The system is so real to us that we have lost the ability to talk to one another on a fundamentally human-to-human basis. We translate this into the language of the system and needless to say, the essence is lost.
We are, fundamentally bruised at the core. Not physically, not systematically, but humanly. We are bruised in our souls. We value NOT our strongest asset: our human emotion, our ability to feel compassion, love, hope. We value instead what we believe to be the greatest of truths: numbers, statistics, technology. These are what will tell us what is and what isn't. And in this world, there is no place for emotion because really you can't quantify such things and they are horrifically unreliable.
And so if there is no place for us and our emotions, of course we will slip away into indifference. Of course the millions of voices for change have burned their speech pads and thrown away their pens in place of iPods and personal computers. Of course the potential leaders and advocates for changing the status quo question the power of their voice and so slip away into the safer mass of irrelevant voices. Think how many people with the potential to change the world have stopped believing in a need for voices altogether.
This is a dire time, indeed. But I hold on to hope, nonetheless. I have to believe we are all still in there, capable of affecting our fate. I don't think I'm the only one who feels this way and I don't believe that it is a coincidence that our physical reality is mirroring this suppression.
For some reason, the word quotidian has hit me about five times a day for two consecutive days. When something like this happens, fate or coincidence, I like to take a little look at the relevance or possible symbolism it plays in my life at that moment. The word comes directly from the French and is defined as, "occurring daily." Now I have always thought this word was a beautiful word.
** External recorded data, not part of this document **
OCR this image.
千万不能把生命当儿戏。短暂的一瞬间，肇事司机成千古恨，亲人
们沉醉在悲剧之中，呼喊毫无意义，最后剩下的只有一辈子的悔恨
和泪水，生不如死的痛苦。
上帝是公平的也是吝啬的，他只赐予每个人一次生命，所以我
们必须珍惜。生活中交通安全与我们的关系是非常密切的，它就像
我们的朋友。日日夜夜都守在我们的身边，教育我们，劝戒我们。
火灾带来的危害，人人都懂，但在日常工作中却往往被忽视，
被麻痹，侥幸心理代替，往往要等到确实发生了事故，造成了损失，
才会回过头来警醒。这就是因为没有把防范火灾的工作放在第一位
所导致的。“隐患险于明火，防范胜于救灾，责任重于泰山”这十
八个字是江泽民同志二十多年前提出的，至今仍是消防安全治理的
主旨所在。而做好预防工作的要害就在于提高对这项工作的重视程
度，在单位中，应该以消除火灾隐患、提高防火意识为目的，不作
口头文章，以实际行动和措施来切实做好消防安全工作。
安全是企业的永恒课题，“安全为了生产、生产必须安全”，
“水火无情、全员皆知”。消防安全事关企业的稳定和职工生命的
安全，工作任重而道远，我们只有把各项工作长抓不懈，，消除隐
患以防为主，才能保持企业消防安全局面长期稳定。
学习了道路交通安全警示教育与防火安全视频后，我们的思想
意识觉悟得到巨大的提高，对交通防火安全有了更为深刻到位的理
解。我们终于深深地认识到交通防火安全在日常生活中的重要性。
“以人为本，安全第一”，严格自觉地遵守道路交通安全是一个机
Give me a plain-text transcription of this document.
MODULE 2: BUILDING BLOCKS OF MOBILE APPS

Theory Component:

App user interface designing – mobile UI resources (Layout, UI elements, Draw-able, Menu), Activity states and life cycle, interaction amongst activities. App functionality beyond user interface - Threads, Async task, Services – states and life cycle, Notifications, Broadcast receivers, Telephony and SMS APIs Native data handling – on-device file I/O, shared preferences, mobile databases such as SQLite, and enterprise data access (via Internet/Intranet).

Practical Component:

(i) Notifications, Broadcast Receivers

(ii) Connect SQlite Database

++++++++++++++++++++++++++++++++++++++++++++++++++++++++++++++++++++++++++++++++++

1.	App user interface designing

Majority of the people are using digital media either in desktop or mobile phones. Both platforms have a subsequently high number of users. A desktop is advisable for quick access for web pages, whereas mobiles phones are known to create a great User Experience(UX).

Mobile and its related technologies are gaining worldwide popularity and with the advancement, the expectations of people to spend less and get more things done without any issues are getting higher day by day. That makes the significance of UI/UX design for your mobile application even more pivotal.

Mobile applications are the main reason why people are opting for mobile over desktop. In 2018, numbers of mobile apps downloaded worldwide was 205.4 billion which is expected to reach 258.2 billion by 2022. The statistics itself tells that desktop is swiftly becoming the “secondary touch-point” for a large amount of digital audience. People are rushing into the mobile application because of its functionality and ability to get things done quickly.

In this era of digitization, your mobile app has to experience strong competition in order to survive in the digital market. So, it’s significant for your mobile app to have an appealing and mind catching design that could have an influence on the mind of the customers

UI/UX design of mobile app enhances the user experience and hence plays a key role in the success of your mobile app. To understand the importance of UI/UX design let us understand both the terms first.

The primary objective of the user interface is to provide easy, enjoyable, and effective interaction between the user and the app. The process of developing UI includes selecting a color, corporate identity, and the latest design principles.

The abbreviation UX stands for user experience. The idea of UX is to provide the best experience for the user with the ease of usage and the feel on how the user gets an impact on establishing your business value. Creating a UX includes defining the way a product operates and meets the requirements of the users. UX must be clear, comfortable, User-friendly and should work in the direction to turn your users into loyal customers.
Maybe it's just the French, but really it seems to invoke some sort of beautiful ritual, a celebration of life, of something that happens everyday and is part of the human experience. The word has evolved, however, and it's connotative use has come to also describe the ordinary, the mundane, the tedious. The symbolism in this case, I believe, is thick with irony.
Equally as ironic, I now sit here scrambling to get out the last few words, as my three hour late flight begins to board. It seems I took the time to do something more than just sit in a corner, hands tied by imaginary chains. It's a small difference, indeed, and it's product might not be measurable, but really isn't that how it all starts?